Professor Hannan’s career spans over 30 years of internationally competitive research in Australia and the US, during which he has published over 200 articles focusing on targeting ribosomal gene transcription to treat cancer and inherited blood disorders. His work has brought together multi-disciplinary teams of laboratory and clinician researchers and industry collaborators to devise ‘first in class’ cancer therapies targeting the ribosome. These drugs are now in phase 1 and 2 clinical trials for a range of human cancers. He graduated with a PhD in molecular Biology from the University of Tasmania in 1994 and undertook postdoctoral training in the USA at Penn State before returning to Australia in 1999 run his own research laboratory first at the Baker Medical Research Institute and then as Program Lead in the Peter MacCallum Cancer Center. In 2015 he was recruited to John Curtin School of Medical Research, ANU as the Centenary Chaired Professor in Cancer Biology where he founded the Department of Cancer Biology in Therapeutics. He is currently serving as Academic Lead, Health and Medicine at ANU. His contributions to medical research and executive health leadership have been recognized through his election as a Fellow of the Australian Academy of Health and Medical Sciences.

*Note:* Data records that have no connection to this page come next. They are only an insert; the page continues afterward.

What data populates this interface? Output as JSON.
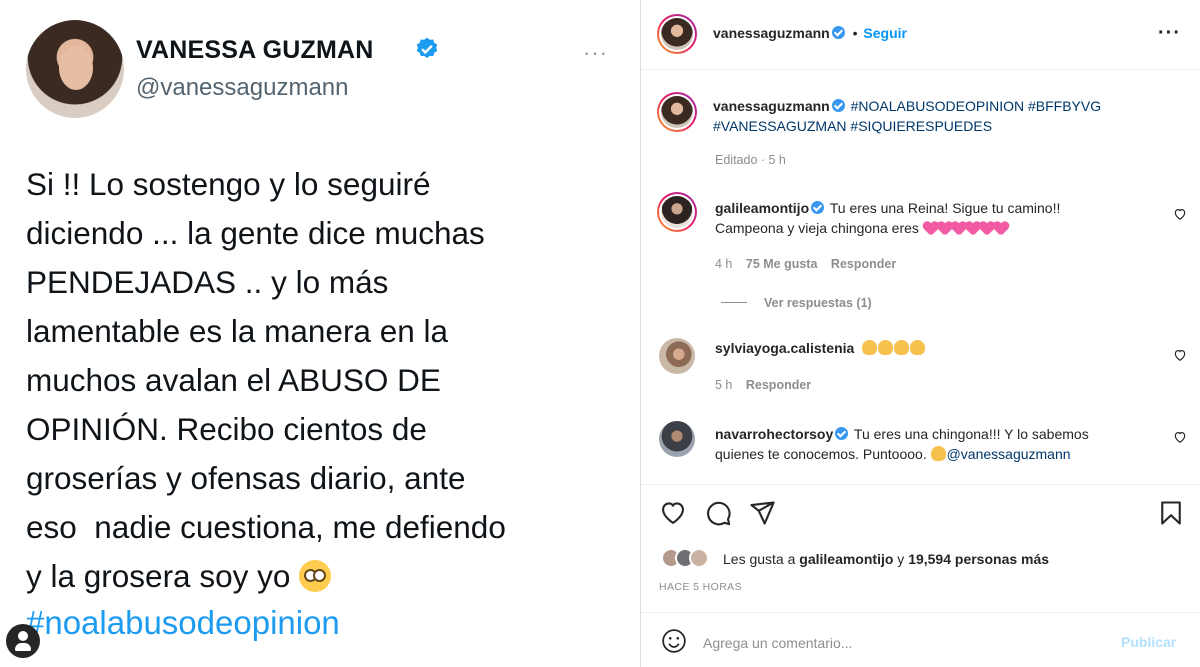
{
  "tweet": {
    "name": "VANESSA GUZMAN",
    "handle": "@vanessaguzmann",
    "more": "···",
    "body": "Si !! Lo sostengo y lo seguiré\ndiciendo ... la gente dice muchas\nPENDEJADAS .. y lo más\nlamentable es la manera en la\nmuchos avalan el ABUSO DE\nOPINIÓN. Recibo cientos de\ngroserías y ofensas diario, ante\neso  nadie cuestiona, me defiendo\ny la grosera soy yo",
    "hashtag": "#noalabusodeopinion",
    "colors": {
      "link": "#1d9bf0",
      "verified": "#1d9bf0"
    }
  },
  "instagram": {
    "header": {
      "username": "vanessaguzmann",
      "dot": "•",
      "follow": "Seguir",
      "more": "···"
    },
    "caption": {
      "username": "vanessaguzmann",
      "tags_line1": "#NOALABUSODEOPINION #BFFBYVG",
      "tags_line2": "#VANESSAGUZMAN #SIQUIERESPUEDES",
      "meta": "Editado · 5 h"
    },
    "comments": [
      {
        "username": "galileamontijo",
        "text_line1": "Tu eres una Reina! Sigue tu camino!!",
        "text_line2": "Campeona y vieja chingona eres",
        "time": "4 h",
        "likes": "75 Me gusta",
        "reply": "Responder",
        "view_replies": "Ver respuestas (1)"
      },
      {
        "username": "sylviayoga.calistenia",
        "time": "5 h",
        "reply": "Responder"
      },
      {
        "username": "navarrohectorsoy",
        "text_line1": "Tu eres una chingona!!! Y lo sabemos",
        "text_line2": "quienes te conocemos. Puntoooo.",
        "mention": "@vanessaguzmann"
      }
    ],
    "likes": {
      "prefix": "Les gusta a",
      "user": "galileamontijo",
      "connector": "y",
      "others": "19,594 personas más"
    },
    "timestamp": "HACE 5 HORAS",
    "comment_box": {
      "placeholder": "Agrega un comentario...",
      "publish": "Publicar"
    },
    "colors": {
      "link": "#00376b",
      "follow": "#0095f6",
      "muted": "#8e8e8e",
      "publish_disabled": "#b2dffc"
    }
  }
}
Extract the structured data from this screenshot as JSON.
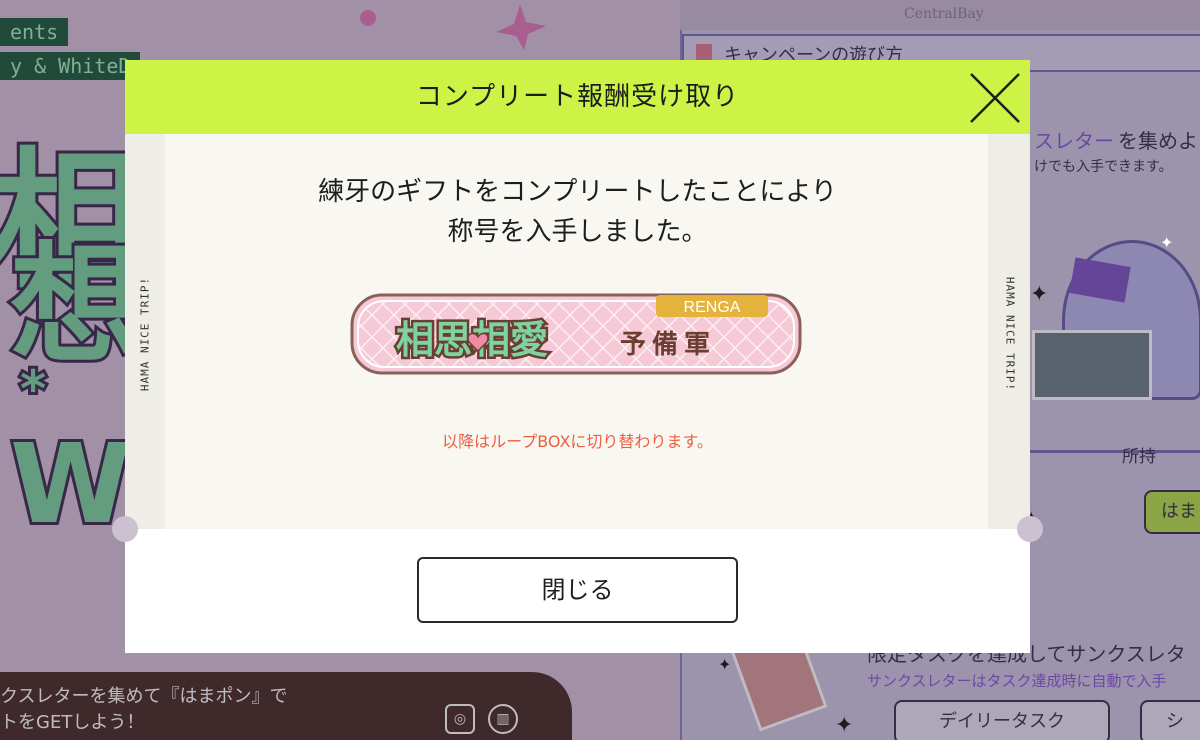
{
  "background": {
    "left_tags": [
      "ents",
      "y & WhiteD"
    ],
    "big_chars": [
      "相",
      "想",
      "Wi",
      "*"
    ],
    "bottom_banner": {
      "line1": "クスレターを集めて『はまポン』で",
      "line2": "トをGETしよう！"
    },
    "right_panel": {
      "watermark": "CentralBay",
      "how_to": "キャンペーンの遊び方",
      "collect_prefix": "スレター",
      "collect_suffix": "を集めよ",
      "collect_sub": "けでも入手できます。",
      "owned_label": "所持",
      "green_button": "はま",
      "task_heading": "限定タスクを達成してサンクスレタ",
      "task_sub": "サンクスレターはタスク達成時に自動で入手",
      "daily_task_button": "デイリータスク",
      "other_button": "シ"
    }
  },
  "modal": {
    "title": "コンプリート報酬受け取り",
    "side_text_left": "HAMA NICE TRIP!",
    "side_text_right": "HAMA NICE TRIP!",
    "message_line1": "練牙のギフトをコンプリートしたことにより",
    "message_line2": "称号を入手しました。",
    "badge": {
      "main": "相思相愛",
      "sub": "予備軍",
      "tag": "RENGA"
    },
    "notice": "以降はループBOXに切り替わります。",
    "close_button": "閉じる"
  },
  "colors": {
    "header_lime": "#ccf345",
    "notice_red": "#ee5f42",
    "badge_pink": "#f6c9d7",
    "badge_text_green": "#7fd3a0",
    "tag_gold": "#e3b33c"
  },
  "icons": [
    "close-x-icon",
    "sparkle-icon",
    "flag-icon",
    "heart-icon"
  ]
}
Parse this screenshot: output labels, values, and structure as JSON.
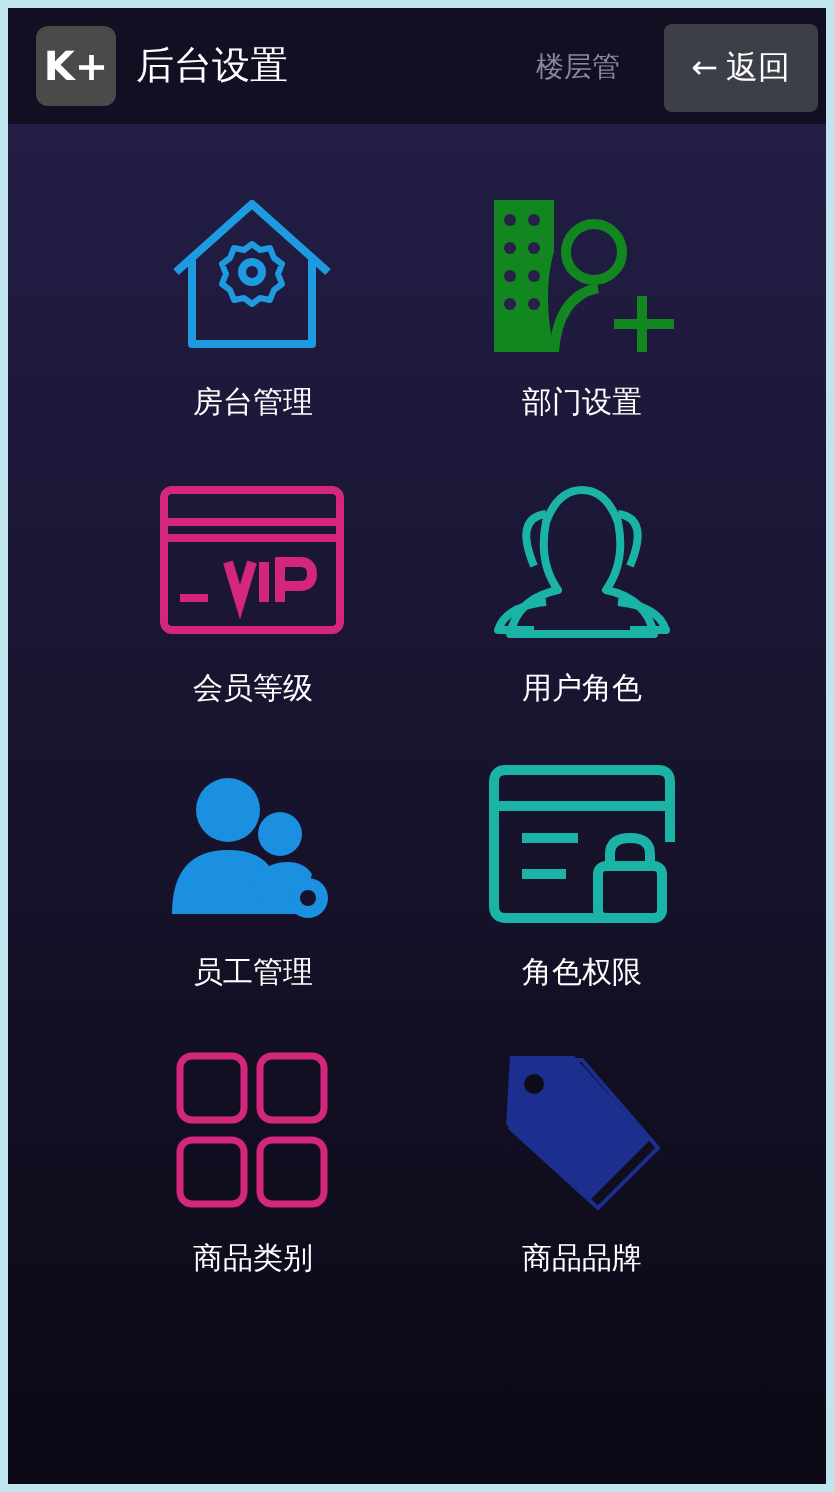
{
  "header": {
    "logo": "K+",
    "title": "后台设置",
    "behind_text": "楼层管",
    "back_button": {
      "arrow": "←",
      "label": "返回"
    }
  },
  "items": [
    {
      "kind": "house",
      "label": "房台管理"
    },
    {
      "kind": "department",
      "label": "部门设置"
    },
    {
      "kind": "vip",
      "label": "会员等级"
    },
    {
      "kind": "users",
      "label": "用户角色"
    },
    {
      "kind": "staff",
      "label": "员工管理"
    },
    {
      "kind": "permission",
      "label": "角色权限"
    },
    {
      "kind": "grid",
      "label": "商品类别"
    },
    {
      "kind": "tag",
      "label": "商品品牌"
    }
  ]
}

Abstract: Ribosome biogenesis (RiBi) is essential for cell growth and proliferation. Transcription of ribosomal RNA genes by Pol I is a critical step in RiBi and is tightly regulated by tumour suppressors and oncoproteins. Indeed, the ability of the potent oncoprotein, MYC, to drive RiBi is necessary for its oncogenic activity (Bywater et al., Cancer Cell, 2011). These data suggested that targeting RiBi, might be a promising strategy to treat malignancies driven by MYC. To test this we developed a series of selective second-generation Pol I inhibitors with our lead compound being PMR-116. PMR-116 selective inhibits Pol I by stalling the Pol I complex at the rDNA promoter. PMR-116, exhibits improved drug-like properties and pharmacokinetics compared to first generation CX-5461. As a single agent PMR-116 efficiently treats a range of pre-clinical models of solid and hematologic tumours including Lymphoma, AML, hepatocellular carcinoma and prostate cancer while sparing normal cells and tissue. MYC expression positively correlates with sensitivity to PMR-116 in human cancer cell lines and high MYC tumours in vivo are exceptionally sensitive PMR-116. Thus PMR-116 is promising new broad-spectrum anti-cancer drug particularly for those highly refractory tumours driven by MYC. We have recently completed a phase I clinical trial of PMR-116 (CTRN12620001146987) and are about to initiate a Phase 2 trial in patients with tumours driven by MYC.